Black History Month

Black History Month is an annual celebration of the the impact black individuals have had on the world by focusing on their significant contributions to America and the international community that takes place during the month of February.

Black History month began as Negro History Week, instituted in 1926 by Carter Woodson and other black activists. One by one, throughout the 20th century, different cities adopted the week and by 1976, President Ford formally recognized Black History Month, saying  “seize the opportunity to honor the too-often neglected accomplishments of black Americans in every area of endeavor throughout our history.”

Honoring the tremendous contributions that the black community has made to our society is especially important in an environment such as ours. With such a small minority of African Americans, many forget just how instrumental the black community has been on our society.

Kyle Momanyi ’20, a black Providence Academy student, highlighted some of the reasons a month recognizing black excellence is necessary. “Lots of kids here don’t even understand the struggle of blacks to move past centuries of oppression and achieve greatness.” He went on to say “Most people at this school say racist or offensive things on a daily basis; it’s obvious that a lot of the time they don’t actually mean offense”.

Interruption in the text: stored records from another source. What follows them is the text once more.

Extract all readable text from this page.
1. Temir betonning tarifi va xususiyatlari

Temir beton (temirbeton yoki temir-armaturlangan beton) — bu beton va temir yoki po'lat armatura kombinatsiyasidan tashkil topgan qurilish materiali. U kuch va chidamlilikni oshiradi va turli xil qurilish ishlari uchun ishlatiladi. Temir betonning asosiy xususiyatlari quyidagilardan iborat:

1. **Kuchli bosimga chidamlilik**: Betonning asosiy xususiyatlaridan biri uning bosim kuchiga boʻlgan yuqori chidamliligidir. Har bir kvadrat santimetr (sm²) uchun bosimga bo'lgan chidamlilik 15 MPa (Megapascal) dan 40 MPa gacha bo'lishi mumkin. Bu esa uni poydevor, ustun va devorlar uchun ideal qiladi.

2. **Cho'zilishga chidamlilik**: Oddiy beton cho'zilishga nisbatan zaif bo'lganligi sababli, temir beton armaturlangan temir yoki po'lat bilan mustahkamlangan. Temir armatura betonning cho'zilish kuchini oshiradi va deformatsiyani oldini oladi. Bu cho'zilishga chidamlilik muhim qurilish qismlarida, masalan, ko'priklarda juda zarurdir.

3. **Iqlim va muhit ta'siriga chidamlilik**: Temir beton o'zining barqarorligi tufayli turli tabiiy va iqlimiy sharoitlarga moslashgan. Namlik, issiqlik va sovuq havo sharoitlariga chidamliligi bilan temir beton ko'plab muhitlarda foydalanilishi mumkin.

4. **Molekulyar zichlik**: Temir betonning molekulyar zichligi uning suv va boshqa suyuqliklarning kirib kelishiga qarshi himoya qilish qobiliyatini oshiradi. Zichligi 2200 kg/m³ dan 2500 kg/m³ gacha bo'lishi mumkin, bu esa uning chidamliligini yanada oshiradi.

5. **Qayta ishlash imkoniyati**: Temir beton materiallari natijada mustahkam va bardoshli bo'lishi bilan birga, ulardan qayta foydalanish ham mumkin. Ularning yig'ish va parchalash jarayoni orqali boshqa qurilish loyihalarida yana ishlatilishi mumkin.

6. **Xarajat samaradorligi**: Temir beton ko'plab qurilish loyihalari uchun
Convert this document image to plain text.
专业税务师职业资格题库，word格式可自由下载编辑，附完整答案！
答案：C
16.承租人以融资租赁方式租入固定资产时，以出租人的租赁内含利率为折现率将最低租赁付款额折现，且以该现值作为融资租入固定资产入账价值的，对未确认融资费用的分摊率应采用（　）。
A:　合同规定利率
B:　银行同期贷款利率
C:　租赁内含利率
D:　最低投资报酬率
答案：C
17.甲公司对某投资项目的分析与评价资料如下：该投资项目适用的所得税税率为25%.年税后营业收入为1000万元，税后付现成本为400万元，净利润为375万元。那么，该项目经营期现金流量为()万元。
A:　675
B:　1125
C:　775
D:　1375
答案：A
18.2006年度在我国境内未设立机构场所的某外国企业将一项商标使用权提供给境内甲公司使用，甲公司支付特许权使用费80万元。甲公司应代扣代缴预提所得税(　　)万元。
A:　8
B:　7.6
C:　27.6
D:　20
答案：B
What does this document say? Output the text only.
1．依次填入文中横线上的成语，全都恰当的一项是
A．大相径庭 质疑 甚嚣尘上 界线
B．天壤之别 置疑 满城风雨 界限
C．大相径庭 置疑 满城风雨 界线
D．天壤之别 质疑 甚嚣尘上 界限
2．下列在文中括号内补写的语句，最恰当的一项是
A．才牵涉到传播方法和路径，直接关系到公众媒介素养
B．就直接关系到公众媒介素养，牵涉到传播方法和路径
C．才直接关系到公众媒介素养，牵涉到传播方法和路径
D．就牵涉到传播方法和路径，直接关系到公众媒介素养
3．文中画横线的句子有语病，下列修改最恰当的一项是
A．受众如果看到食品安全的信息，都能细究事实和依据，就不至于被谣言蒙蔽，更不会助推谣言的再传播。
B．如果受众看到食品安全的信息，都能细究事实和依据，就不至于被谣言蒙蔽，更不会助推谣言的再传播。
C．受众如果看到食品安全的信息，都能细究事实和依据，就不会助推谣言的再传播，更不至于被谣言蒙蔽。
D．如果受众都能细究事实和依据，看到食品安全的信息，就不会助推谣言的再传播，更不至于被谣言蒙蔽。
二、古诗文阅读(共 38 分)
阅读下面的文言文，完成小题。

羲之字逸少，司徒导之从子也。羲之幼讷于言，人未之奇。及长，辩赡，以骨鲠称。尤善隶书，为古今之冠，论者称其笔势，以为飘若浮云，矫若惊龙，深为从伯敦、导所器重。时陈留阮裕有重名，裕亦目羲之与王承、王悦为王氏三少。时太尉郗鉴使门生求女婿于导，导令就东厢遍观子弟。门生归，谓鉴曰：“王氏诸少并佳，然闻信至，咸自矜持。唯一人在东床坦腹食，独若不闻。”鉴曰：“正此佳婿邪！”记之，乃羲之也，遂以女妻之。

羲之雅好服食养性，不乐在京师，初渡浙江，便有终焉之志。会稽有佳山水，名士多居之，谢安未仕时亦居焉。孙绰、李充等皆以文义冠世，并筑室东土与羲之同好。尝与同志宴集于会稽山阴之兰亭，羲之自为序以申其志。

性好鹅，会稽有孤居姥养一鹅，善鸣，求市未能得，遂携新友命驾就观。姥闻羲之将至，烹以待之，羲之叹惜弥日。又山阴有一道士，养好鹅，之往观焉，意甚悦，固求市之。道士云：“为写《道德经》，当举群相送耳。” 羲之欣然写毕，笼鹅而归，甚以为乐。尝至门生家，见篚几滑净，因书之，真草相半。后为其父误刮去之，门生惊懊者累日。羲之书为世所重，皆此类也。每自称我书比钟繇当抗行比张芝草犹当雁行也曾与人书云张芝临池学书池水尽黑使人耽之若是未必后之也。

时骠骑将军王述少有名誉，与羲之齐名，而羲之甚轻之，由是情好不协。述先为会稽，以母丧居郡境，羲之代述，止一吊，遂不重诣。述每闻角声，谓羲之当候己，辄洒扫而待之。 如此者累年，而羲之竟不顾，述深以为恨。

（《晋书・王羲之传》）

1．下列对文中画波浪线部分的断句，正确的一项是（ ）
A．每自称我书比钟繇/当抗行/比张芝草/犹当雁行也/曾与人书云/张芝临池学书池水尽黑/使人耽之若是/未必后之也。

It’s not just Kyle who recognizes this, Dr. Derald Wing Sue Ph.D. writes on ” microaggressions” for Psychology Today. He says, “Racial, gender, and sexual orientation microaggressions are active manifestations and/or a reflection of our worldviews of inclusion/exclusion, superiority/inferiority.” He goes on to describe the circumstances that usually surround these microaggressions. “Much of this is outside the level of conscious awareness, thus we engage in actions that unintentionally oppress and discriminate against others.” Calling these socialized biases out and providing information to counteract them is extremely important step towards fixing the racial tension throughout the world.

America was built on the backs of the slaves – this is undeniable fact. Slavery was the engine of the early American economic machine, its what allowed America to surpass England as an economic superpower by 1880. Many think the impact that slaves had on the economy came solely from their labor, but as the industrial revolution took hold, slave owners began to use their slaves as high value collateral on loans. Major modern institutions like J.P. Morgan Chase and Wells Fargo both benefited handsomely from these loans.

During the Great Depression, FDR’s WPA project was the only way for Black Americans to work in an unsegregated environment. In the WPA, blacks and whites worked together to rebuild the crumbling American economy.

Blacks and Whites working together on a WPA project

Fast forward to now, race relations in America are at a historic low. While the laws surrounding the treatment of blacks have changed in favor of equality, many feel that the treatment of blacks has not improved or has improved negligibly. When discussing the achievements of Black Americans, it is necessary to recognize the place of disadvantage that many blacks come from and are forced to overcome.

For thousands of years before colonization and slavery, Africans developed technology thousands of years before the rest of the world. Anthropologists theorize that the Egyptians were the first civilization to enter the Iron Age. Scientists also discovered a 20,000 year old instrument used for multiplication in modern day Congo. As the colonization and enslavement of Africans began in the 1500’s, they took their knowledge with them to the New World.

West African slaves are credited with developing rice farming methods for North American land, building dugout canoes found in the Chesapeake, and many Caribbean slaves were prized for their metal making skills. Until the 1800’s the achievements of American Blacks are hard to track due to the fact that educating slaves was illegal in the south, where most slaves lived.

In 1821, a freed man named Thomas Jennings became the first black man to receive a patent. His patent was for the modern dry cleaning process; he was a well respected tailor and his patent allowed him to open up shop in New York. Later in life, Jennings became a major financial supporter of the abolitionist movement.

Thomas Jennings

Next, George Washington Carver, is possibly one of the most well known black men of the 19th century. He is commonly credited with inventing peanut butter. While this is not true, he did in fact invent 44 ways to use peanuts in food. Putting peanuts aside, his life’s main work is even more impressive. He was the first to develop an effective method to keep soil healthy even after planting cotton repeatedly. Along with this, he also encouraged poor black farmers to plant other foods besides cotton to move away from the stigma surrounding cotton, among other reasons.

George Washington Carver

In a world designed to keep people of color down, the impact that blacks have had on it is unbelievable. In a school, with a clear black minority, remembering the many contributions of these historical figures is especially important. As Dr. Derald Wing Sue Ph.D. wrote for Psychology Today, “Racial microaggressions are the brief and everyday slights, insults, indignities and denigrating messages sent to people of color by well-intentioned White people who are unaware of the hidden messages being communicated.”

Keeping the achievements of the black community in mind and recognizing the struggle necessary for these achievements to take place will surely help all of us avoid giving offense unintentionally.